Since then I’ve used the card very little. I’ve generated VANs (Virtual Account Numbers) with it for purchasing cellphone reloads for my mother-in-law. I used it once at a local auto-repair shop and I used it for travel expenses during a long road trip.
A couple of days ago I again got a call from the same Fraud Detection department at Citibank. It seems my new card number on the same account was being used for attempted purchases in Denmark… and Sweden. In fact, the same online merchant in Sweden as the last time.
This is too coincidental to me.
The first time it happened my prime suspect was the pay-as-you-go cell service provider. But, I never gave them my new card number. Gas stations seem like one of the most likely places for a card number to escape into the wild what with the proliferation of skimmers.
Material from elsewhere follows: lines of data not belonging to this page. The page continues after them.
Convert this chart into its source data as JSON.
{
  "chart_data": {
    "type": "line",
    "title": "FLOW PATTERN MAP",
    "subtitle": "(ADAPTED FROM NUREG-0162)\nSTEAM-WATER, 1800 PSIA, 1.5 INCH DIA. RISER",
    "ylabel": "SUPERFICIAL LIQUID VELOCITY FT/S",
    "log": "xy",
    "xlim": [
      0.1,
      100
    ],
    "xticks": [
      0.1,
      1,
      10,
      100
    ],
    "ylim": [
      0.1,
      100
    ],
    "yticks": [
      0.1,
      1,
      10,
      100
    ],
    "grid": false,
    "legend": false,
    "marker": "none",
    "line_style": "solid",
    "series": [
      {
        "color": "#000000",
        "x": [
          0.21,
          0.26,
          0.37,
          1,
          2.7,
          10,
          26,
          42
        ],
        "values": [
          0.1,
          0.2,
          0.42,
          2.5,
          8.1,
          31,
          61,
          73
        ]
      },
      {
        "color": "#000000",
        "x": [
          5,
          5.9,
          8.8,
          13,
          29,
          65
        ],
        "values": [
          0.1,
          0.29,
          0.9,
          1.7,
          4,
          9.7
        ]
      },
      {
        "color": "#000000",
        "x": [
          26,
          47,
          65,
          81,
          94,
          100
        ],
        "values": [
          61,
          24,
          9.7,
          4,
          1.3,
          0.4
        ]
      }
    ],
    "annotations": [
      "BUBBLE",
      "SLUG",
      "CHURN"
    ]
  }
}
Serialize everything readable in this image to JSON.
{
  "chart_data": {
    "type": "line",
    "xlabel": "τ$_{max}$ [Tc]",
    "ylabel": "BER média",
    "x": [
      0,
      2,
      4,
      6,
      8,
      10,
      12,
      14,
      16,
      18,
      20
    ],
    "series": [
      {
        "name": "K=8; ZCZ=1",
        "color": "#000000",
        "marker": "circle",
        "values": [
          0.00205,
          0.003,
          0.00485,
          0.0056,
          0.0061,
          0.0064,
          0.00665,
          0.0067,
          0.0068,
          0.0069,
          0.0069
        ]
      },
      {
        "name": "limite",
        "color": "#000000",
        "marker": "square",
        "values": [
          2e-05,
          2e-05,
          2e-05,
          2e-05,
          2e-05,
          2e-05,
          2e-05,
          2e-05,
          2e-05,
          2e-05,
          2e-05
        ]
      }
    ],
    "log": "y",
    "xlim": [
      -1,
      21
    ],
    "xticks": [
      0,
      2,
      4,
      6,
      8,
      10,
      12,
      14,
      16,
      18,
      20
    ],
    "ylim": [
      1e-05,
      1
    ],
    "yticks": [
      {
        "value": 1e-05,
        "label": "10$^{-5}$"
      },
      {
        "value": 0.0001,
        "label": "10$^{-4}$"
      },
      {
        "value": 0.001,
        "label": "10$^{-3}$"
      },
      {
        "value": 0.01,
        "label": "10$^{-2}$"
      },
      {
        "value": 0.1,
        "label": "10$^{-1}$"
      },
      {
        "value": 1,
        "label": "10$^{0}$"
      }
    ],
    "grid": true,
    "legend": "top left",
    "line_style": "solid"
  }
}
I’m fairly diligent about examining card readers and even pulling on them before entering my card. But, I’ve seen some good ones and can’t say with certainty that I wouldn’t fall for it. What are the odds, though, that I would have used the cards at the same random gas station hundreds of miles from home twice over the course of nearly a year and then had the numbers stolen and used in the same way?
The final suspect is the local auto-repair shop. I had used the card there once prior to the initial incident when I had some work done last year.
At this point, I’m not sure what to think. I’ve got a new card with a new number in the mail.